Caroline routinely works with and advises policy makers. She contributed to the Department of Work and Pensions publication ‘Disability and Health Employment Strategy: the Discussion so Far’ chairing the Task and Finish Group on Young Disabled People and Employment. She Co-Chaired the Department of Health, Task and Finish Group which launched ‘Supporting Working Carers: The Benefits to Families, Business and the Economy’ in autumn 2013. She also chaired Employers for Carers, Employers’ Forum on Belief, Employers for Fathers and Lone Parents working group.

She was awarded the OBE for services to progressive HR practice, diversity, and equal opportunities in the New Year’s list in 2010. Caroline’s was recognized by Race for Opportunity’s Best Ethnic Minority Recruitment Programme. BT is the only company to top seven leading diversity benchmarks at the same time, during three consecutive years.

As Founder of CW Consulting Box Ltd. Caroline provides high-level support and guidance across the private, public and charitable sector, including Board Effectiveness reviews, Board coaching, Business and strategic HR guidance, OD design, flexible working strategies, behavioural action planning, capacity building and strategic communications.

Sir Steve Webb

Steve Webb was Minister of State for Pensions between 2010 and 2015, the longest-serving holder of the post. During that time he implemented major reforms to the state pension system, oversaw the successful introduction of automatic enrolment and played a key role in the new pension freedoms implemented in April 2015.

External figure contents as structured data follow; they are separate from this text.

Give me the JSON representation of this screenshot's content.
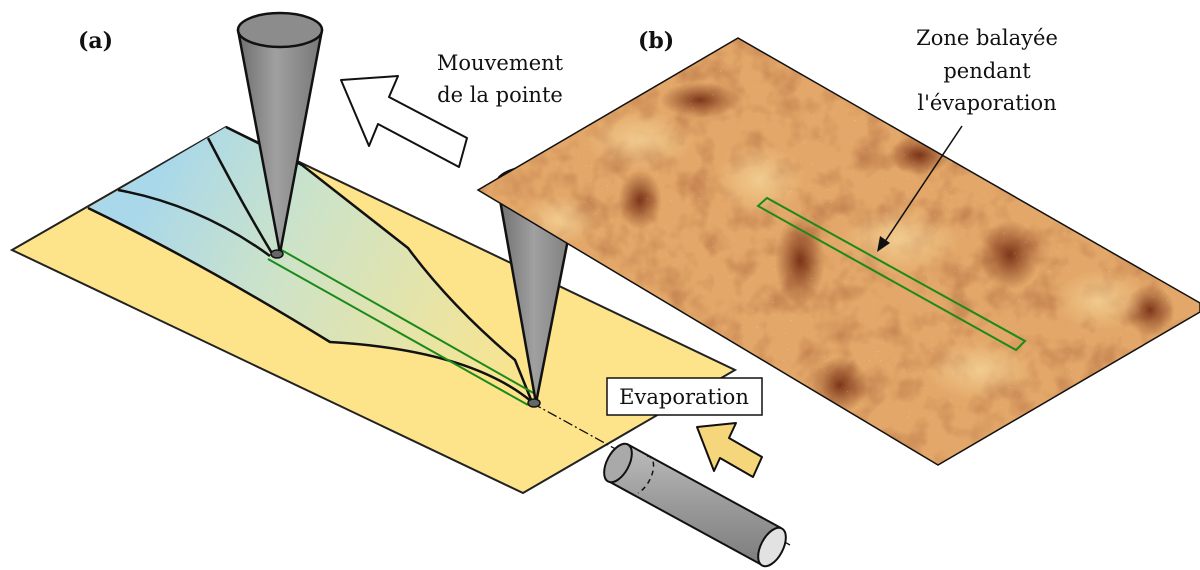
{
  "panels": {
    "a": {
      "label": "(a)"
    },
    "b": {
      "label": "(b)"
    }
  },
  "annotations": {
    "tip_movement": {
      "line1": "Mouvement",
      "line2": "de la pointe"
    },
    "evaporation": "Evaporation",
    "scan_zone": {
      "line1": "Zone balayée",
      "line2": "pendant",
      "line3": "l'évaporation"
    }
  },
  "colors": {
    "substrate": "#fde48a",
    "deposit_start": "#a9d8ea",
    "tip_gray": "#8c8c8c",
    "scan_line": "#1a8a1a",
    "arrow_yellow": "#f5d67a",
    "stm_light": "#e8b272",
    "stm_dark": "#7a2c10"
  }
}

Steve was a Liberal Democrat MP from 1997 to 2015. Before this he was professor of social policy at Bath University for two years, having previously worked for nine years as an economist at the Institute for Fiscal Studies. Steve graduated with a first class honours degree in PPE from Oxford University in 1986. He was awarded a knighthood in the New Year’s honours in 2017.

Following his time in Parliament he worked for Royal London for four years before joining LCP as a partner in 2020.